COMMENTARY | doi:10.20944/preprints201612.0150.v1
Subject: Earth Sciences, Environmental Sciences Keywords: Environmental Assessment Report (EAR); environmental health; Environmental Management/Environmental Management Systems (EM/EMS) Model; Environmental Management Plan (EMP); Multinational oil companies (MOCs); Niger Delta; Ogoni; Ogoniland; Shell Petroleum Development Company (SPDC); United Nations Environmental Program (UNEP)
Online: 30 December 2016 (07:39:30 CET)
In August 4 2011, United Nations Environmental Program (UNEP) submitted an unprecedented, scientific, groundbreaking Environmental Assessment Report (EAR) of Ogoniland, to the Nigerian government. This was the outcome of a 14–month intensive evaluation of the extent of pollution. It was intended that UNEP’s recommendations would be implemented to restore the devastated environment, on the one hand, and on the other, counteract the numerous environmental health issues that have for decades, plagued Ogoniland. However, five years post EAR, and, despite the seriousness of the situation, no significant resolution has occurred, both on the part of the government, and on the part of Shell Petroleum Development Company (SPDC) or Shell.
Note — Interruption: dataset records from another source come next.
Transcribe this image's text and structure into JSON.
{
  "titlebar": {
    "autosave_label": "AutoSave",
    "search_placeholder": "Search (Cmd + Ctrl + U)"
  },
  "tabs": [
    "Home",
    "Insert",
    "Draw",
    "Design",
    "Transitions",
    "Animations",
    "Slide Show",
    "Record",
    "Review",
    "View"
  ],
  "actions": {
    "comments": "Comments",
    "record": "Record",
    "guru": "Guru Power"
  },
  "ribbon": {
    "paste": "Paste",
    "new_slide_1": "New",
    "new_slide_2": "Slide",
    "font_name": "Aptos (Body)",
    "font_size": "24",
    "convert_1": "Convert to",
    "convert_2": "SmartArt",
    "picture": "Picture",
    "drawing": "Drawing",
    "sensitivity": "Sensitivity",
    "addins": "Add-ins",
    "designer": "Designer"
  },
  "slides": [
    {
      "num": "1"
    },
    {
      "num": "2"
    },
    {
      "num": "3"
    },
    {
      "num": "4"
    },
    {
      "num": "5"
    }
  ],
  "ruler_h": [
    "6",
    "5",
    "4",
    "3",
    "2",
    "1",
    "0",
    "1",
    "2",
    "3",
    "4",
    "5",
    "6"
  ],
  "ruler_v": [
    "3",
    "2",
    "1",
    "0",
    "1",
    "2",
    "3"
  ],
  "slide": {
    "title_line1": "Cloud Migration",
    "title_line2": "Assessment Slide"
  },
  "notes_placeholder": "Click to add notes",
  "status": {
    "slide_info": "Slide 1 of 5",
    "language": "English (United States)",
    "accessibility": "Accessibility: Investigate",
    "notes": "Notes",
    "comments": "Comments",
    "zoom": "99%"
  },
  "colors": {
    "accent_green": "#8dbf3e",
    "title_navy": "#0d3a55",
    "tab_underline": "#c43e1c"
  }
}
To date, millions of Niger Delta residents, particularly those living in the oil-bearing communities, continue to suffer severe consequences. Although, the assessment was conducted in Ogoniland, other communities in the Niger Delta are also affected. This article explores prevailing issues, using Ogoniland (a microcosm of the Niger Delta) as an example. A multidisciplinary approach for sustainable mitigation of environmental health risks in the Niger Delta is paramount, and Environmental Management tools offer valuable strategies. Adopting UNEP’s recommendations for addressing environmental health problems requires implementing the Environmental Management/Environmental Management System (EM/EMS) model.